Ekonomik sorunların kaynakları nelerdir? Nasıl çözülür yol ve köprü yaparak ekonomik sorunlarını çözmüş kaç ülke var? Yoksa, tarım, hayvancılık, tekstil, turizm, mobilya gibi bizim nispeten iyi olduğumuz, tecrübelerimizin olduğu alanlardan üretim seferberliğini başlatarak, ihtiyacımızın fazlasını ihraç ederek, dış ticaret fazlasıyla bir sermaye yaratarak… Tüketerek büyüme yerine, tüketmeyerek tasarruf ederek, borçla kaynak yaratma yerine, üretim ve tasarrufla kaynak yaratarak, Sanayi, bilim, teknoloji, Ar-Ge alanlarına yatırım yaparak ekonomik sorunlarımızı aşabilirmiyiz?
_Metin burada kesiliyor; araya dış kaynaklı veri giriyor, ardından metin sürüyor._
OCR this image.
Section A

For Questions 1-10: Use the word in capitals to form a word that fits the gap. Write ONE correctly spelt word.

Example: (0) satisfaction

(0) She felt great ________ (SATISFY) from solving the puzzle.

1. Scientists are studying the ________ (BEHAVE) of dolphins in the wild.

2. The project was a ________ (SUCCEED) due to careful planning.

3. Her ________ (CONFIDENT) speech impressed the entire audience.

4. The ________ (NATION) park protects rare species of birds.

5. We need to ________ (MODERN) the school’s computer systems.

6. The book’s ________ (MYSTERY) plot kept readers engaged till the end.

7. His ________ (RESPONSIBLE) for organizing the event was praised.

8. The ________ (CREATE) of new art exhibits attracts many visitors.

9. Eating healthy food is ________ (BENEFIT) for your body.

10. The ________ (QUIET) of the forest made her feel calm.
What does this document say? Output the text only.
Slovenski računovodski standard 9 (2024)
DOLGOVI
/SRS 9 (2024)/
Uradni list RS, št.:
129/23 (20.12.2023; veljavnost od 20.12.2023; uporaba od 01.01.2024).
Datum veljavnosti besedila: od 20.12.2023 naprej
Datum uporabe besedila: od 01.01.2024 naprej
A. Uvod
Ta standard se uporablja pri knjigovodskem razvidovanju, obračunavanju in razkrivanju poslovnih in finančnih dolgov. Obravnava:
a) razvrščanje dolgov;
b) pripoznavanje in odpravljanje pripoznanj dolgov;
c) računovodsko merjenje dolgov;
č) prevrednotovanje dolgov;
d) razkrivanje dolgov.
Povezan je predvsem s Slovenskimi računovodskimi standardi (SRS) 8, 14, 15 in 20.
Dünya sanayi ve bilim tarihini incelediğimizde onlar ne yapmış biz ne yaptık, onlar neden o noktada, biz neden bu noktadayız diye ciddi bir muhakeme yapmamamız ve sorunlara böyle yaklaşmamız gerekmez mi?
Düşünsel alanda ne bu kadar kısırlık yaşıyoruz, geçmişte dünya genelinde kabul görmüş kaç tane düşünür, filozofumuz var, bugün mevcut kaç tane düşünür, filozof, bilim adamımız/insanımız var? Yoksa, neden yok? Bu rahatsız eden soruları sormazsak sorunlarımızı çözemeyiz?
Bilimin, Ar-Ge’nin, teknolojinin ürünü, çıktısı olan patent ve icat sayısında hangi noktadayız, olması gereken noktada değilsek, nedeni nedir? Akademi ile Ar-Ge atölyesi, akademi ile sanayi arasında bir kopukluk mu var? Tekrar ekonomi üzerinde düşünecek olursak…
Neden bu kadar borçlandık, aldığımız borç paralarla ne yaptık, yaptıklarımızla ne üretiyoruz veya neden üretemiyoruz? Sakın ha fabrika yerine yol yapmış olmayalım!!! Sorun çözecek politikacılara bakıyoruz, kimi sorunu yok sayıyor, kimi ise sorunları gösteriyor çözüm önerileri sunmuyor… Ayrıca sosyoloji üzerinden taraftar kazanmışlar, kazanmak için toplumsal ayrışmaları da körüklüyorlar…
Siyaset yerine sosyoloji yaparak bizi de toplum olarak geriyorlar… Bazı sorularla yazıyı bitirelim mi, ama sorular üzerinde duralım, merak ve soru hem sorun çözümünde hemde daha iyi arayışında bize ciddi yardım edecektir…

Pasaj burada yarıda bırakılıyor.